Н. Н. Волков, исследователь цвета в живописи, особо останавливался на красном у Сурикова. Говоря о красном у Рембрандта, Пуссена, Рубенса, Тициана, он отмечал: «Суриковское красное — совсем иного и также неповторимого качества»[50].
На примере «Боярыни Морозовой» Волков показывает, что нового принес Суриков в «сагу о красном»: «Красное на картинах Сурикова в целом холоднее, холоднее не только в розоватых светах (например, на плече стрельца), но и в полутенях и тенях. Кое-где поверх красного лежат небольшие синие пятна. Нигде, даже в складках, красное не переходит в горячий пурпур. В теплых преобладает нейтрализующее соединение коричневого и фиолетового. Суриков достиг и в красном цвете того, что мы называем образно легким серебрением, типичным для морозного зимнего утра… Серебрение смягчает трагическое трезвучие — красное, черное, белое — и превращает трагедию в эпос, создавая повествовательное отдаление события. И в композиции картины выражена не кульминация события, а развертывающееся действие. Исторический тон рассказа — «Это было там и тогда» — уменьшает значение главной фигуры и увеличивает значение волнующейся толпы. Пленэрное видение, понимание колорита русской зимы и московской средневековой улицы было необходимо для изображения народной драмы в духе массовых сцен, в пушкинском понимании их».
В картине «Покорение Сибири Ермаком» (Сибирь — это второе название города Искера[51], что и породило двоякость толкования: Ермак покорил не необъятные просторы Сибири, а взял городок Сибирь-Искер) красный цвет исчезает, остаются бесчисленные хмурые оттенки охры. Земля, почва, к которой прикасался художник на могиле жены, породили его большее внимание к земному праху, охре. Битва между казаками и сибирцами происходит в непогоду, когда и небо невысоко, ничего не обещает. Кровавое «кто кого возьмет» решается в будничной работе воинов, сосредоточенно и без пафоса.
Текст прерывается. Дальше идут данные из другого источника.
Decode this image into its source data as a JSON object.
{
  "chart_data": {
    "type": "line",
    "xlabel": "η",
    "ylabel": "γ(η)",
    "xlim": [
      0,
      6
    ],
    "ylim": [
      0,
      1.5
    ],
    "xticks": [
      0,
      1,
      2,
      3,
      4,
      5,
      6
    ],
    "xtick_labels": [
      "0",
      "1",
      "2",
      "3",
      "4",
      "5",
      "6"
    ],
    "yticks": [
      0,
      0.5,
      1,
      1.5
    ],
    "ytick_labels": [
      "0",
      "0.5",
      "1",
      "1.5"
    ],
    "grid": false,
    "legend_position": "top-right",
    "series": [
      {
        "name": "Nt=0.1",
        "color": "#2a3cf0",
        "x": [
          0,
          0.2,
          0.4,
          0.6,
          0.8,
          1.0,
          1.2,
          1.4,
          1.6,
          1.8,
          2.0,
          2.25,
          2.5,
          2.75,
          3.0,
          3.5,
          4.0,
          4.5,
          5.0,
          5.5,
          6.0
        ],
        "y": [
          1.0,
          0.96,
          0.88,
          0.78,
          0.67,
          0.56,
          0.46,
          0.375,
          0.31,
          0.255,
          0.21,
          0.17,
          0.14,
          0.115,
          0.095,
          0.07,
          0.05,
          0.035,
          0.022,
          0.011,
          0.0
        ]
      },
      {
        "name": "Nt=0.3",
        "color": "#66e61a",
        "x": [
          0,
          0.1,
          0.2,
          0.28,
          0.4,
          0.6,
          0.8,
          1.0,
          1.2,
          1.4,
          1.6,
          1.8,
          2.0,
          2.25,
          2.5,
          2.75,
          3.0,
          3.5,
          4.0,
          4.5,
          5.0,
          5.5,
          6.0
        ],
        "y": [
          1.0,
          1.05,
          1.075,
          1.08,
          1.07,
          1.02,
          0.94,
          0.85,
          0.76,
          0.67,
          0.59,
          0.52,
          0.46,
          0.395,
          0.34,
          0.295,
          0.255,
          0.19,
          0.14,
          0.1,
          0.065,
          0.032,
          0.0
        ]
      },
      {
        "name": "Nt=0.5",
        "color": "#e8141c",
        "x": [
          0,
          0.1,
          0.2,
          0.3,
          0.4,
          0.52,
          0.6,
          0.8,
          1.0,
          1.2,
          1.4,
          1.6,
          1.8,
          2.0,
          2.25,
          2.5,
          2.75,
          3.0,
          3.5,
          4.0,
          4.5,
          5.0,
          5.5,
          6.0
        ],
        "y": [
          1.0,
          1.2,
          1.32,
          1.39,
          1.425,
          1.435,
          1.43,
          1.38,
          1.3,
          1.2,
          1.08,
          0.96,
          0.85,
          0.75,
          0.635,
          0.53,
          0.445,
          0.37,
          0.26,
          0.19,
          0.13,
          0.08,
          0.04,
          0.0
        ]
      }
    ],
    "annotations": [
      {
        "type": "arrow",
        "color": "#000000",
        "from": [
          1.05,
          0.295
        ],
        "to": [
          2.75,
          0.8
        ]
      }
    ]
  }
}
Суриков любил путешествовать, как солнце путешествует. Собирая материал для «Покорения Сибири Ермаком» — картины суровой, земной, пространственной, он четыре года колесил по казачьим степям. «С Суриковым всегда было интересно и весело», — вспоминал Илья Репин. Если Пушкин был назван «солнцем русской поэзии», то Суриков — это солнце русской живописи.
Суриков, да и другие большие художники — его современники — были свидетелями резких перемен в изобразительном искусстве и одновременно их носителями. Потрясаемая революциями Франция, то теряя цепи, то вновь обретая их, стояла в авангарде художественных поисков XIX века. В России это случилось немного позднее. Наблюдая новые тенденции, русские художники следовали своим внутренним установкам и задачам.